Which leads to May 17th, 2014. Graduation day. Wow. A day that seemed as if it was always far in the distance, and there we sat, a family of five finally receiving the official document that we had all been on the journey for. The only thing I wish was different was that we could have all walked across the stage with him to show the audience ALL that he had accomplished in his time at Notre Dame. Sure, there were other parents receiving degrees that day, but it may sound greedy and selfish and braggy, but I feel that Brian received much more than a Ph.D. in Nuclear Physics that day. He received a Ph. D. in juggling it all and making a family in graduate school work while still being an outstanding student, parent and husband. He is beyond selfless and I could not ask for a better husband or father to my children. He sets such an amazing example for our three boys.

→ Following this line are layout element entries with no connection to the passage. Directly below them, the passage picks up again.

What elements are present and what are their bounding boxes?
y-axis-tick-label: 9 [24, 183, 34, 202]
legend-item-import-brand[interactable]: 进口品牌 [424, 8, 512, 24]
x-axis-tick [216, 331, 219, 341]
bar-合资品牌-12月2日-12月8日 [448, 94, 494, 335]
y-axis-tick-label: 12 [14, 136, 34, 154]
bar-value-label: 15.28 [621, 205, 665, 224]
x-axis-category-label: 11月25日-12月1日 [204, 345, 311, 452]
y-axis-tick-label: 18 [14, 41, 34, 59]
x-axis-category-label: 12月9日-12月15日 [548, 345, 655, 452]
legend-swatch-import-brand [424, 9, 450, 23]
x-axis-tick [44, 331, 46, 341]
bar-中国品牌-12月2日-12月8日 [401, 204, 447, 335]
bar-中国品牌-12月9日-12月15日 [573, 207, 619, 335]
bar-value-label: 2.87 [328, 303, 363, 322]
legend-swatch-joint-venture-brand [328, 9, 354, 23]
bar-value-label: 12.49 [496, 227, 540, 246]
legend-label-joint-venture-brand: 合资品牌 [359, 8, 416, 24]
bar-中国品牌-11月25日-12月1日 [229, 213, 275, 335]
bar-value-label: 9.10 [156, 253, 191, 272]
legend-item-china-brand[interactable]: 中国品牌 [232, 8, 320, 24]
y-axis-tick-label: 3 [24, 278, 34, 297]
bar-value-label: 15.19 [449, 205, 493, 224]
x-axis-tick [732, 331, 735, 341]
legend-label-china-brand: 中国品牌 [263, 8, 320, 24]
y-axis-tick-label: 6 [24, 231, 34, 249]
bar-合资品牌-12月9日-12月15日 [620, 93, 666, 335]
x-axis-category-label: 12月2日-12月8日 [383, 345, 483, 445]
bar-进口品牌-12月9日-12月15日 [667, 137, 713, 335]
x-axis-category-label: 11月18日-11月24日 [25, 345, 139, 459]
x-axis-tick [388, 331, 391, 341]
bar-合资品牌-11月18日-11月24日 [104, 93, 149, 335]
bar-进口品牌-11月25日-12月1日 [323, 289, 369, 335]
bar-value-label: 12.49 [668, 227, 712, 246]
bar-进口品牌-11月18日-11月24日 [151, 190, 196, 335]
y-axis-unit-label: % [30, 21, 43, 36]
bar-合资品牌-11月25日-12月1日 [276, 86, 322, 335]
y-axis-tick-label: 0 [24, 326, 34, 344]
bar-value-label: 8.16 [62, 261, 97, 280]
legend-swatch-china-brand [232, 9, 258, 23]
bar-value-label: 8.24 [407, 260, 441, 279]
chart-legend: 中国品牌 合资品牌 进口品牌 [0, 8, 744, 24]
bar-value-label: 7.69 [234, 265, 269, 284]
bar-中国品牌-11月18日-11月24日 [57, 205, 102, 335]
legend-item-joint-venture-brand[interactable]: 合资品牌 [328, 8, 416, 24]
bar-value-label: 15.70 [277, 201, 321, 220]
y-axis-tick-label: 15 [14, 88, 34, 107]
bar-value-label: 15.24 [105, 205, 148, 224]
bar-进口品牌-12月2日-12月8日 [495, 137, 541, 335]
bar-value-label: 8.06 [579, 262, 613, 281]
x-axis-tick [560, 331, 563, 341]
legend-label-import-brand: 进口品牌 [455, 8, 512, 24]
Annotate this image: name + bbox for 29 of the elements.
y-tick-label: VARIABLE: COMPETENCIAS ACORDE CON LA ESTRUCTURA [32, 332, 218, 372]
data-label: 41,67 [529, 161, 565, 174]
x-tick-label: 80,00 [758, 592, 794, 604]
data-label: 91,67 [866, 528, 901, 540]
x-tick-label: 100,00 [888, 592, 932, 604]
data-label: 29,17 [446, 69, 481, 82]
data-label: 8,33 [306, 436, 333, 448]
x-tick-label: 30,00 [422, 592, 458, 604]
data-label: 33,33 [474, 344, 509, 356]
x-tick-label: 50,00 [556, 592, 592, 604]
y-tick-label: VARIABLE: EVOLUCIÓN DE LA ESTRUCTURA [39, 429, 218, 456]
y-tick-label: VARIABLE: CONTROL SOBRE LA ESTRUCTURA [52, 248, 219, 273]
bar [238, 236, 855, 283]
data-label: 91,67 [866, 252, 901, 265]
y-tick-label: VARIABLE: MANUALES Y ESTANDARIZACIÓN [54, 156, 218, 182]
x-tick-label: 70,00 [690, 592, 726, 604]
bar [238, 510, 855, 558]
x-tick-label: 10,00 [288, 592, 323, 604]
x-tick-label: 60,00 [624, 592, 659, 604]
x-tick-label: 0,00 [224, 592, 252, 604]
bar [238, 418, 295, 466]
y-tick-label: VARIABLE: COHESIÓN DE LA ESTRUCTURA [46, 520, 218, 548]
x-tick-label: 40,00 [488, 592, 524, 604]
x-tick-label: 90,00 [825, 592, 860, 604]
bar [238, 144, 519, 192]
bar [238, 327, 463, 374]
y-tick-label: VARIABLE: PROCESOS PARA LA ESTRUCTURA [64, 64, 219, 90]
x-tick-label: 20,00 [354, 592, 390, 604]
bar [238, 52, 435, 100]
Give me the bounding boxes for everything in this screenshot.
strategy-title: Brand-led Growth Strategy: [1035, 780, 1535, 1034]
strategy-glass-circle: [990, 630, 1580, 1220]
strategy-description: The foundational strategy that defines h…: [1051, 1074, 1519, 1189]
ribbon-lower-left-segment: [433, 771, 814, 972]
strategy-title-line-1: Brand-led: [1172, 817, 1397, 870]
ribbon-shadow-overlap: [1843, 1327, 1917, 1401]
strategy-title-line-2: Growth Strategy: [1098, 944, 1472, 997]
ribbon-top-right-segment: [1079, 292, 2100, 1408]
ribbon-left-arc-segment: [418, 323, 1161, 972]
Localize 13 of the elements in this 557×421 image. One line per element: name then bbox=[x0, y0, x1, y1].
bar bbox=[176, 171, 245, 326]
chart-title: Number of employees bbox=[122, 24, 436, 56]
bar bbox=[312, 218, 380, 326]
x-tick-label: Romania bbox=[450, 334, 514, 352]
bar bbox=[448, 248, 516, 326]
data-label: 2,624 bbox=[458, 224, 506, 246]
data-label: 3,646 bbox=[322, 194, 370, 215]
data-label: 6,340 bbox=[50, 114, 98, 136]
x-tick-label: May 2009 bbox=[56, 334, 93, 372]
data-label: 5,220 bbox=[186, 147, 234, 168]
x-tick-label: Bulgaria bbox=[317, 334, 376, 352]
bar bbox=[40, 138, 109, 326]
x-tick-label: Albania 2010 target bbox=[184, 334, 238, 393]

My hopes for him are to take his chaotic, joyful, frustrating, humbling, stressful and unending graduate school experience, and become and advocate for future graduate students that have the desire to have a family during their prime reproductive grad school careers. To show it can be done. It takes diligence, and you struggle, but it can be done, and it is so worth it! I hope when he lands his permanent position, it is what he has worked so hard for and it is the position he desires most. I hope he is able to continue to be the best he can be both at home as a husband and father and within his career.
It's been quite the journey. As much of a pain in the ass that I have been for Brian at times, I am glad that I have been able to be along for the ride. I feel that it makes our relationship stronger by having experienced everything together. There are no words to describe just how proud I am of him.
I love you Bri! YOU DID IT!!! WE DID IT!!!! WE ARE ND!!!